When I am hired to solve a clients design problem, it is the beginning of a new relationship. A relationship that is governed by the way we humans interact with each other in traditional relationships. There is the honeymoon period. The first fight and the inevitable make up. The tough talk. And sometimes there is the breakup. I have been through a number of these and they are always different.

Recently we have worked with a client in the education space. In fact we have worked with them for a number of years. Now that I reflect upon the relationship it is easy to see that we were the “fix it” team. When they needed a team to come in a solve something in short timeframe, we were the team they called. We didn’t really bother to ask why we were always asked to work on tight deadlines with no budget, we just wanted to help them solve their problem.

A small website (less than a dozen pages) should take about 1 month to develop if it is done correctly and everyone is moving down the “project” field together. In this particular case the project began as a “quick fix” and then quickly turned into the project that couldn’t.

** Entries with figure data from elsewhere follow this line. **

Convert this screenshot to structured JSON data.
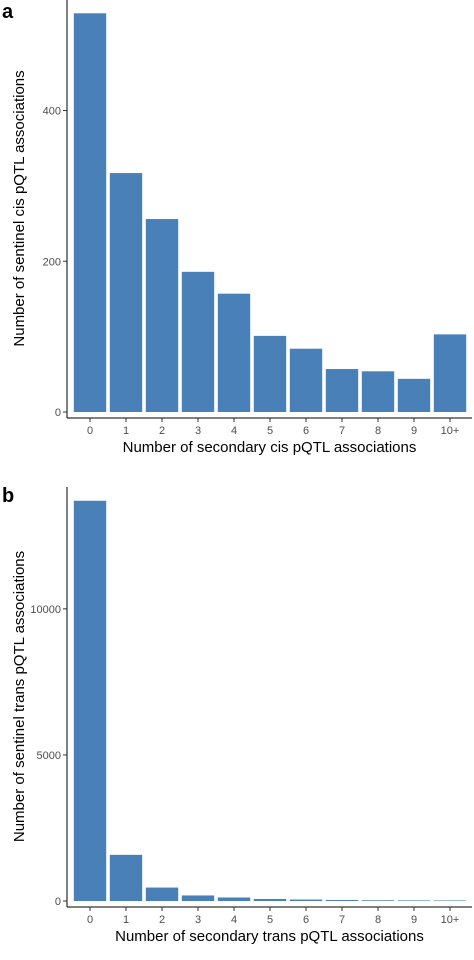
{
  "chart_data": [
    {
      "panel": "a",
      "type": "bar",
      "categories": [
        "0",
        "1",
        "2",
        "3",
        "4",
        "5",
        "6",
        "7",
        "8",
        "9",
        "10+"
      ],
      "values": [
        529,
        317,
        256,
        186,
        157,
        101,
        84,
        57,
        54,
        44,
        103
      ],
      "xlabel": "Number of secondary cis pQTL associations",
      "ylabel": "Number of sentinel cis pQTL associations",
      "yticks": [
        0,
        200,
        400
      ],
      "ylim": [
        0,
        540
      ],
      "bar_color": "#4a80b8",
      "grid": false
    },
    {
      "panel": "b",
      "type": "bar",
      "categories": [
        "0",
        "1",
        "2",
        "3",
        "4",
        "5",
        "6",
        "7",
        "8",
        "9",
        "10+"
      ],
      "values": [
        13700,
        1580,
        460,
        190,
        120,
        70,
        50,
        35,
        25,
        20,
        18
      ],
      "xlabel": "Number of secondary trans pQTL associations",
      "ylabel": "Number of sentinel trans pQTL associations",
      "yticks": [
        0,
        5000,
        10000
      ],
      "ylim": [
        0,
        14000
      ],
      "bar_color": "#4a80b8",
      "grid": false
    }
  ]
}
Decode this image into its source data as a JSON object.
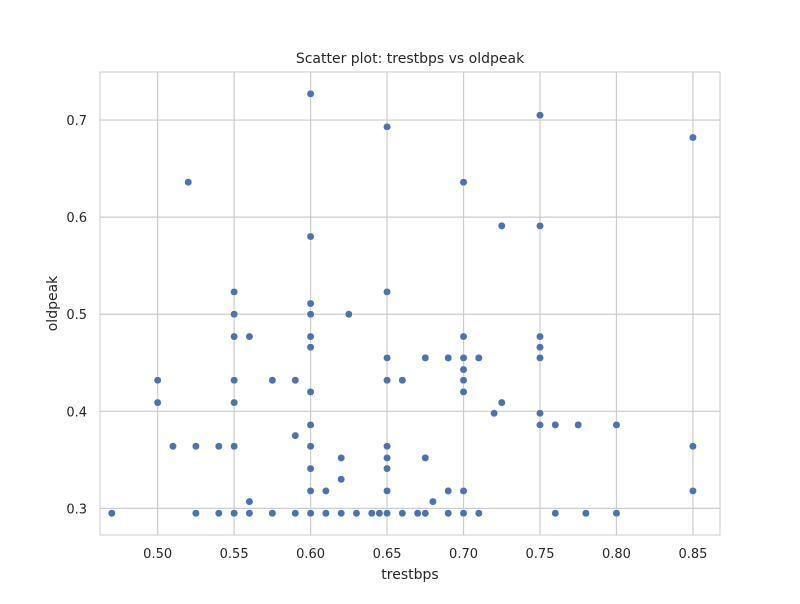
{
  "chart_data": {
    "type": "scatter",
    "title": "Scatter plot: trestbps vs oldpeak",
    "xlabel": "trestbps",
    "ylabel": "oldpeak",
    "xlim": [
      0.4623,
      0.8677
    ],
    "ylim": [
      0.2726,
      0.7495
    ],
    "xticks": [
      0.5,
      0.55,
      0.6,
      0.65,
      0.7,
      0.75,
      0.8,
      0.85
    ],
    "xtick_labels": [
      "0.50",
      "0.55",
      "0.60",
      "0.65",
      "0.70",
      "0.75",
      "0.80",
      "0.85"
    ],
    "yticks": [
      0.3,
      0.4,
      0.5,
      0.6,
      0.7
    ],
    "ytick_labels": [
      "0.3",
      "0.4",
      "0.5",
      "0.6",
      "0.7"
    ],
    "grid": true,
    "marker_color": "#4C72B0",
    "grid_color": "#cccccc",
    "points": [
      [
        0.47,
        0.295
      ],
      [
        0.5,
        0.432
      ],
      [
        0.5,
        0.409
      ],
      [
        0.51,
        0.364
      ],
      [
        0.52,
        0.636
      ],
      [
        0.525,
        0.364
      ],
      [
        0.525,
        0.295
      ],
      [
        0.54,
        0.364
      ],
      [
        0.54,
        0.295
      ],
      [
        0.55,
        0.523
      ],
      [
        0.55,
        0.5
      ],
      [
        0.55,
        0.477
      ],
      [
        0.55,
        0.432
      ],
      [
        0.55,
        0.409
      ],
      [
        0.55,
        0.364
      ],
      [
        0.55,
        0.295
      ],
      [
        0.56,
        0.477
      ],
      [
        0.56,
        0.307
      ],
      [
        0.56,
        0.295
      ],
      [
        0.575,
        0.432
      ],
      [
        0.575,
        0.295
      ],
      [
        0.59,
        0.432
      ],
      [
        0.59,
        0.375
      ],
      [
        0.59,
        0.295
      ],
      [
        0.6,
        0.727
      ],
      [
        0.6,
        0.58
      ],
      [
        0.6,
        0.511
      ],
      [
        0.6,
        0.5
      ],
      [
        0.6,
        0.477
      ],
      [
        0.6,
        0.466
      ],
      [
        0.6,
        0.42
      ],
      [
        0.6,
        0.386
      ],
      [
        0.6,
        0.364
      ],
      [
        0.6,
        0.341
      ],
      [
        0.6,
        0.318
      ],
      [
        0.6,
        0.295
      ],
      [
        0.61,
        0.318
      ],
      [
        0.61,
        0.295
      ],
      [
        0.62,
        0.352
      ],
      [
        0.62,
        0.33
      ],
      [
        0.62,
        0.295
      ],
      [
        0.625,
        0.5
      ],
      [
        0.63,
        0.295
      ],
      [
        0.64,
        0.295
      ],
      [
        0.645,
        0.295
      ],
      [
        0.65,
        0.693
      ],
      [
        0.65,
        0.523
      ],
      [
        0.65,
        0.455
      ],
      [
        0.65,
        0.432
      ],
      [
        0.65,
        0.364
      ],
      [
        0.65,
        0.352
      ],
      [
        0.65,
        0.341
      ],
      [
        0.65,
        0.318
      ],
      [
        0.65,
        0.295
      ],
      [
        0.66,
        0.432
      ],
      [
        0.66,
        0.295
      ],
      [
        0.67,
        0.295
      ],
      [
        0.675,
        0.455
      ],
      [
        0.675,
        0.352
      ],
      [
        0.675,
        0.295
      ],
      [
        0.68,
        0.307
      ],
      [
        0.69,
        0.455
      ],
      [
        0.69,
        0.318
      ],
      [
        0.69,
        0.295
      ],
      [
        0.7,
        0.636
      ],
      [
        0.7,
        0.477
      ],
      [
        0.7,
        0.455
      ],
      [
        0.7,
        0.443
      ],
      [
        0.7,
        0.432
      ],
      [
        0.7,
        0.42
      ],
      [
        0.7,
        0.318
      ],
      [
        0.7,
        0.295
      ],
      [
        0.71,
        0.455
      ],
      [
        0.71,
        0.295
      ],
      [
        0.72,
        0.398
      ],
      [
        0.725,
        0.591
      ],
      [
        0.725,
        0.409
      ],
      [
        0.75,
        0.705
      ],
      [
        0.75,
        0.591
      ],
      [
        0.75,
        0.477
      ],
      [
        0.75,
        0.466
      ],
      [
        0.75,
        0.455
      ],
      [
        0.75,
        0.398
      ],
      [
        0.75,
        0.386
      ],
      [
        0.76,
        0.386
      ],
      [
        0.76,
        0.295
      ],
      [
        0.775,
        0.386
      ],
      [
        0.78,
        0.295
      ],
      [
        0.8,
        0.386
      ],
      [
        0.8,
        0.295
      ],
      [
        0.85,
        0.682
      ],
      [
        0.85,
        0.364
      ],
      [
        0.85,
        0.318
      ]
    ]
  }
}
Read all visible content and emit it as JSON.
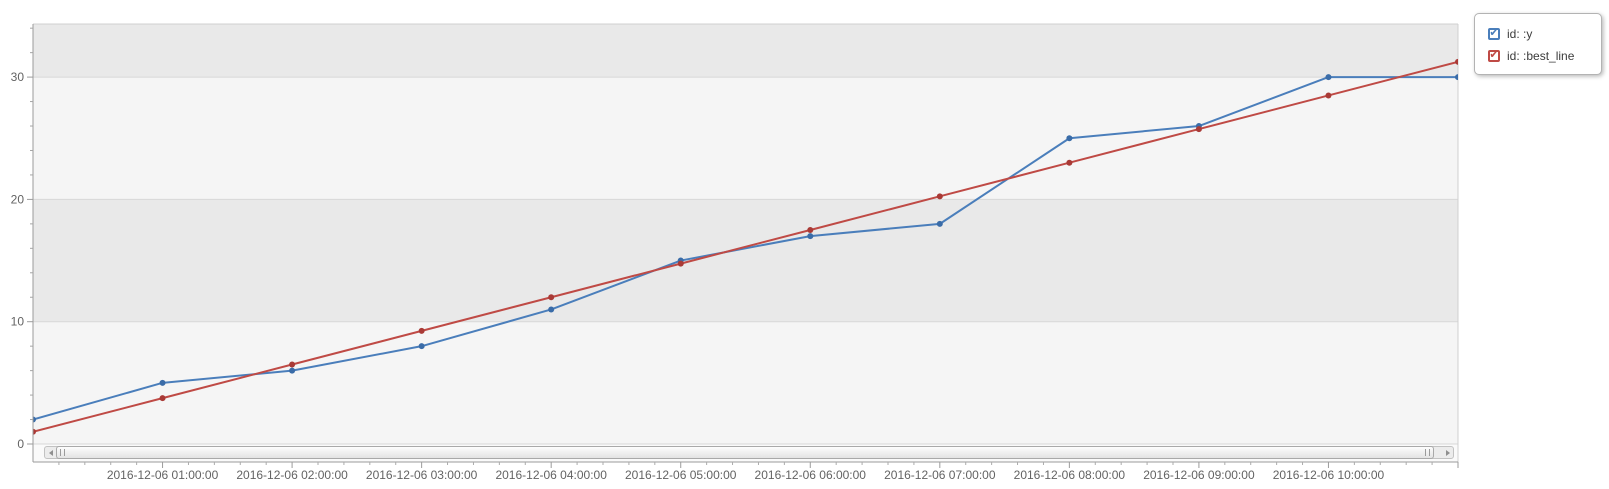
{
  "legend": {
    "position": "top-right",
    "items": [
      {
        "id": "y",
        "label": "id: :y",
        "color": "#4a7ebb",
        "checked": true
      },
      {
        "id": "best_line",
        "label": "id: :best_line",
        "color": "#bf4a45",
        "checked": true
      }
    ]
  },
  "scrollbar": {
    "orientation": "horizontal",
    "thumb_coverage": "nearly full range"
  },
  "chart_data": {
    "type": "line",
    "title": "",
    "xlabel": "",
    "ylabel": "",
    "x": [
      "2016-12-06 00:00:00",
      "2016-12-06 01:00:00",
      "2016-12-06 02:00:00",
      "2016-12-06 03:00:00",
      "2016-12-06 04:00:00",
      "2016-12-06 05:00:00",
      "2016-12-06 06:00:00",
      "2016-12-06 07:00:00",
      "2016-12-06 08:00:00",
      "2016-12-06 09:00:00",
      "2016-12-06 10:00:00",
      "2016-12-06 11:00:00"
    ],
    "x_hours": [
      0,
      1,
      2,
      3,
      4,
      5,
      6,
      7,
      8,
      9,
      10,
      11
    ],
    "x_axis_tick_labels": [
      "2016-12-06 01:00:00",
      "2016-12-06 02:00:00",
      "2016-12-06 03:00:00",
      "2016-12-06 04:00:00",
      "2016-12-06 05:00:00",
      "2016-12-06 06:00:00",
      "2016-12-06 07:00:00",
      "2016-12-06 08:00:00",
      "2016-12-06 09:00:00",
      "2016-12-06 10:00:00"
    ],
    "x_axis_tick_label_hours": [
      1,
      2,
      3,
      4,
      5,
      6,
      7,
      8,
      9,
      10
    ],
    "series": [
      {
        "name": "id: :y",
        "color": "#4a7ebb",
        "marker_color": "#3a6ca8",
        "values": [
          2,
          5,
          6,
          8,
          11,
          15,
          17,
          18,
          25,
          26,
          30,
          30
        ]
      },
      {
        "name": "id: :best_line",
        "color": "#bf4a45",
        "marker_color": "#a93a36",
        "values": [
          1,
          3.75,
          6.5,
          9.25,
          12,
          14.75,
          17.5,
          20.25,
          23,
          25.75,
          28.5,
          31.25
        ]
      }
    ],
    "y_ticks": [
      0,
      10,
      20,
      30
    ],
    "y_minor_step": 2,
    "x_minor_step_hours": 0.2,
    "ylim": [
      -1.5,
      34.3
    ],
    "xlim_hours": [
      0,
      11
    ],
    "grid": "horizontal gridlines with alternating row bands",
    "legend_position": "top-right outside plot",
    "markers": true
  }
}
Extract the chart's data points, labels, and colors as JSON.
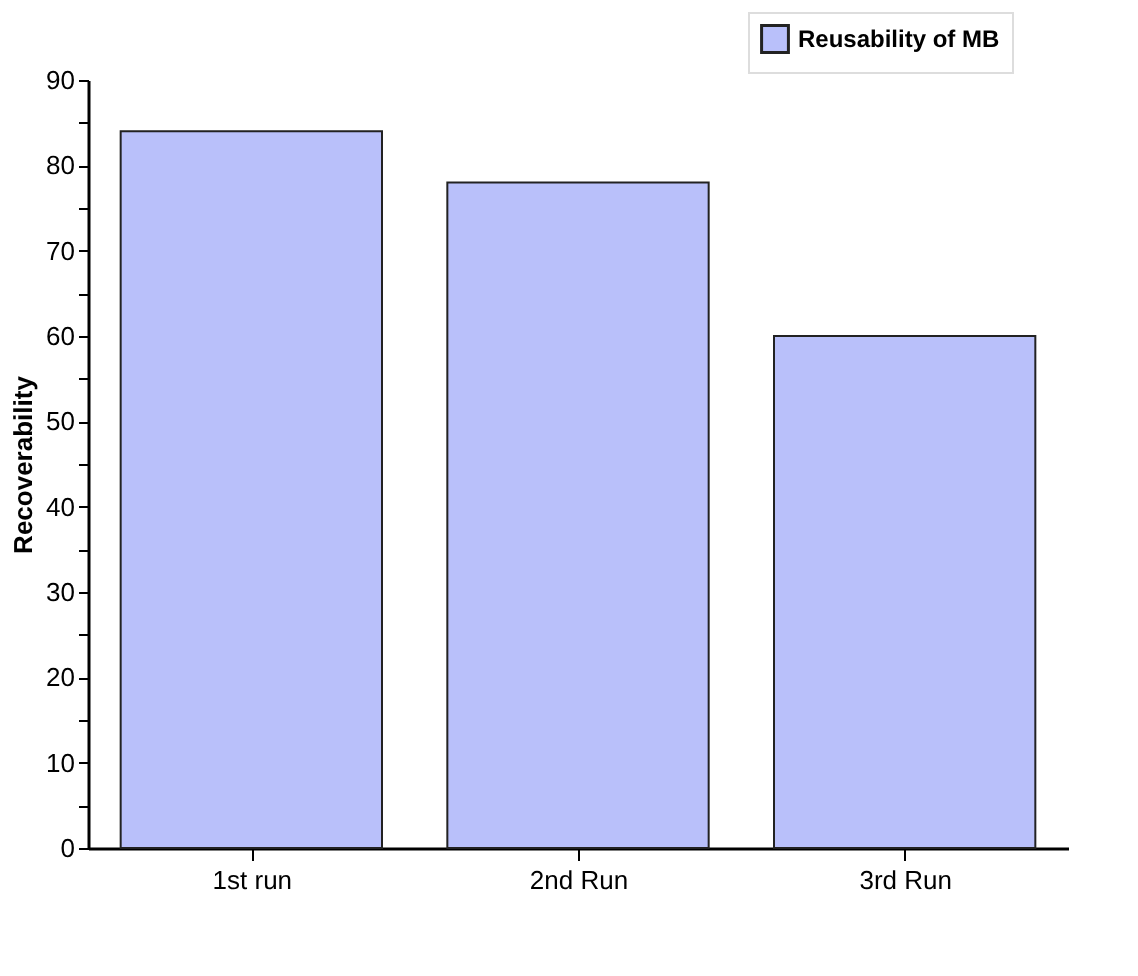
{
  "chart_data": {
    "type": "bar",
    "ylabel": "Recoverability",
    "categories": [
      "1st run",
      "2nd Run",
      "3rd Run"
    ],
    "series": [
      {
        "name": "Reusability of MB",
        "color": "#b9c0fa",
        "values": [
          84,
          78,
          60
        ]
      }
    ],
    "ylim": [
      0,
      90
    ],
    "yticks": [
      0,
      {
        "value": 5,
        "label": null
      },
      10,
      {
        "value": 15,
        "label": null
      },
      20,
      {
        "value": 25,
        "label": null
      },
      30,
      {
        "value": 35,
        "label": null
      },
      40,
      {
        "value": 45,
        "label": null
      },
      50,
      {
        "value": 55,
        "label": null
      },
      60,
      {
        "value": 65,
        "label": null
      },
      70,
      {
        "value": 75,
        "label": null
      },
      80,
      {
        "value": 85,
        "label": null
      },
      90
    ],
    "grid": false,
    "legend": "top right"
  }
}
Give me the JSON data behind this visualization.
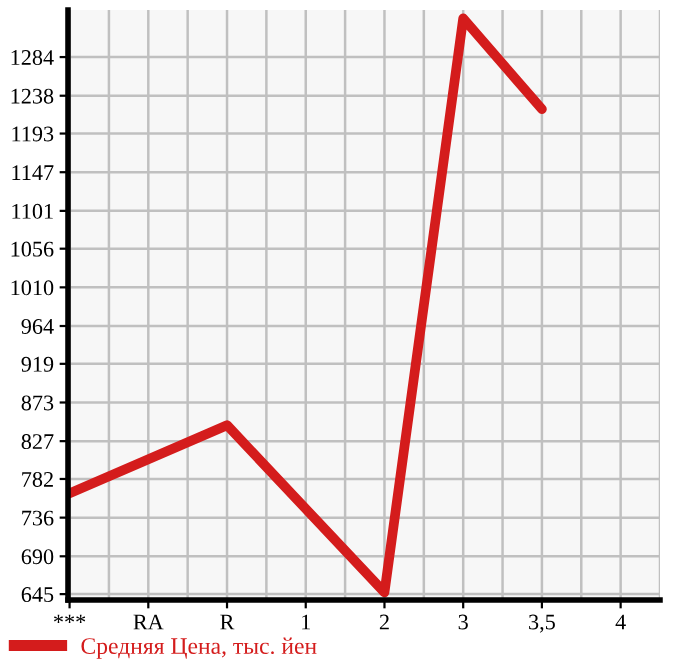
{
  "chart_data": {
    "type": "line",
    "categories": [
      "***",
      "RA",
      "R",
      "1",
      "2",
      "3",
      "3,5",
      "4"
    ],
    "series": [
      {
        "name": "Средняя Цена, тыс. йен",
        "color": "#d41c1c",
        "values": [
          765,
          null,
          846,
          null,
          647,
          1330,
          1222,
          null
        ]
      }
    ],
    "ylim": [
      638,
      1340
    ],
    "yticks": [
      645,
      690,
      736,
      782,
      827,
      873,
      919,
      964,
      1010,
      1056,
      1101,
      1147,
      1193,
      1238,
      1284
    ],
    "grid": true,
    "legend": "bottom left",
    "marker": "none",
    "line_style": "solid"
  }
}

During the course of the project three project managers either left or were let go, and each time the project had to restart again while the new person was brought up to speed. That alone is part of the business we are in but combine that with the fact that the founder suffers from a control issue and derails projects with little mind to the process that is in place, then you have a project that chases its tail.

At the end of a project like this one, the break up is much needed, and the blame falls to the vendor. Companies like this one would benefit from looking within instead of blaming the outside vendors all of the time. In my experience the health of a company is shown by the happiness of the workers. And these workers need to have a clown party.